Machine learning analysis on stability of perovskite solar cells


Odabaşı Ç., YILDIRIM R.

Solar Energy Materials and Solar Cells, cilt.205, 2020 (SCI-Expanded, Scopus)

  • Yayın Türü: Makale / Tam Makale
  • Cilt numarası: 205
  • Basım Tarihi: 2020
  • Doi Numarası: 10.1016/j.solmat.2019.110284
  • Dergi Adı: Solar Energy Materials and Solar Cells
  • Derginin Tarandığı İndeksler: Science Citation Index Expanded (SCI-EXPANDED), Scopus, Academic Search Premier, PASCAL, Aerospace Database, Agricultural & Environmental Science Database, Chemical Abstracts Core, Chimica, Communication Abstracts, Compendex, Environment Index, Greenfile, INSPEC, Metadex, Civil Engineering Abstracts
  • Anahtar Kelimeler: Association rule mining, Data mining, Knowledge extraction, Machine learning, Perovskite solar cells, Stability
  • Boğaziçi Üniversitesi Adresli: Evet

Özet

In this work, a dataset containing long-term stability data for 404 organolead halide perovskite cells was constructed from 181 published papers and analyzed using machine-learning tools of association rule mining and decision trees; the effects of cell manufacturing materials, deposition methods and storage conditions on cell stability were investigated.

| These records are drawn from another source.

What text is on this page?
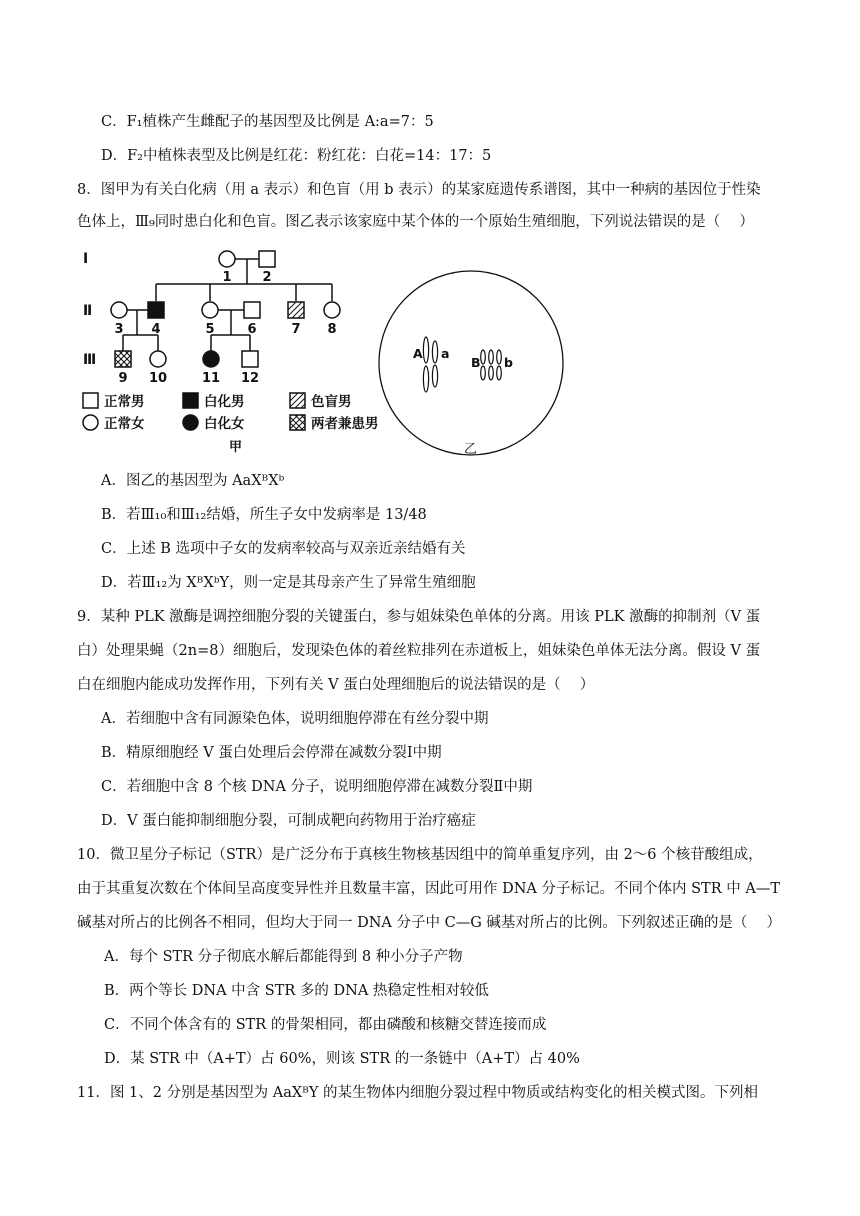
C．F₁植株产生雌配子的基因型及比例是 A:a=7：5
D．F₂中植株表型及比例是红花：粉红花：白花=14：17：5
8．图甲为有关白化病（用 a 表示）和色盲（用 b 表示）的某家庭遗传系谱图，其中一种病的基因位于性染
色体上，Ⅲ₉同时患白化和色盲。图乙表示该家庭中某个体的一个原始生殖细胞，下列说法错误的是（　 ）
Ⅰ
Ⅱ
Ⅲ
1 2
3 4	5	6	7 8
9 10	11 12
正常男	白化男	色盲男
正常女	白化女	两者兼患男
甲
A a
B b
乙
A．图乙的基因型为 AaXᴮXᵇ
B．若Ⅲ₁₀和Ⅲ₁₂结婚，所生子女中发病率是 13/48
C．上述 B 选项中子女的发病率较高与双亲近亲结婚有关
D．若Ⅲ₁₂为 XᴮXᵇY，则一定是其母亲产生了异常生殖细胞
9．某种 PLK 激酶是调控细胞分裂的关键蛋白，参与姐妹染色单体的分离。用该 PLK 激酶的抑制剂（V 蛋
白）处理果蝇（2n=8）细胞后，发现染色体的着丝粒排列在赤道板上，姐妹染色单体无法分离。假设 V 蛋
白在细胞内能成功发挥作用，下列有关 V 蛋白处理细胞后的说法错误的是（　 ）
A．若细胞中含有同源染色体，说明细胞停滞在有丝分裂中期
B．精原细胞经 V 蛋白处理后会停滞在减数分裂Ⅰ中期
C．若细胞中含 8 个核 DNA 分子，说明细胞停滞在减数分裂Ⅱ中期
D．V 蛋白能抑制细胞分裂，可制成靶向药物用于治疗癌症
10．微卫星分子标记（STR）是广泛分布于真核生物核基因组中的简单重复序列，由 2～6 个核苷酸组成，
由于其重复次数在个体间呈高度变异性并且数量丰富，因此可用作 DNA 分子标记。不同个体内 STR 中 A—T
碱基对所占的比例各不相同，但均大于同一 DNA 分子中 C—G 碱基对所占的比例。下列叙述正确的是（　 ）
A．每个 STR 分子彻底水解后都能得到 8 种小分子产物
B．两个等长 DNA 中含 STR 多的 DNA 热稳定性相对较低
C．不同个体含有的 STR 的骨架相同，都由磷酸和核糖交替连接而成
D．某 STR 中（A+T）占 60%，则该 STR 的一条链中（A+T）占 40%
11．图 1、2 分别是基因型为 AaXᴮY 的某生物体内细胞分裂过程中物质或结构变化的相关模式图。下列相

For regular cells, mixed cation perovskites, multi-spin coating as one-step deposition, DMF + DMSO as precursor solution and chlorobenzene as anti-solvent were found to have positive effects on stability; SnO2 as ETL compact layer, PCBM as second ETL, inorganic HTLs or HTL-free cells, LiTFSI + TBP + FK209 and F4TCNQ as HTL additives and carbon as back contact were also found to improve stability. The cells stored under low humidity were found to be more stable as expected. The degradation was slightly faster in inverted cells under humid condition; the use of some materials (like mixed cation perovskites, PTAA and NiOx as HTL, PCBM + C60 as ETL, and BCP interlayer) were found to result in more stable cells.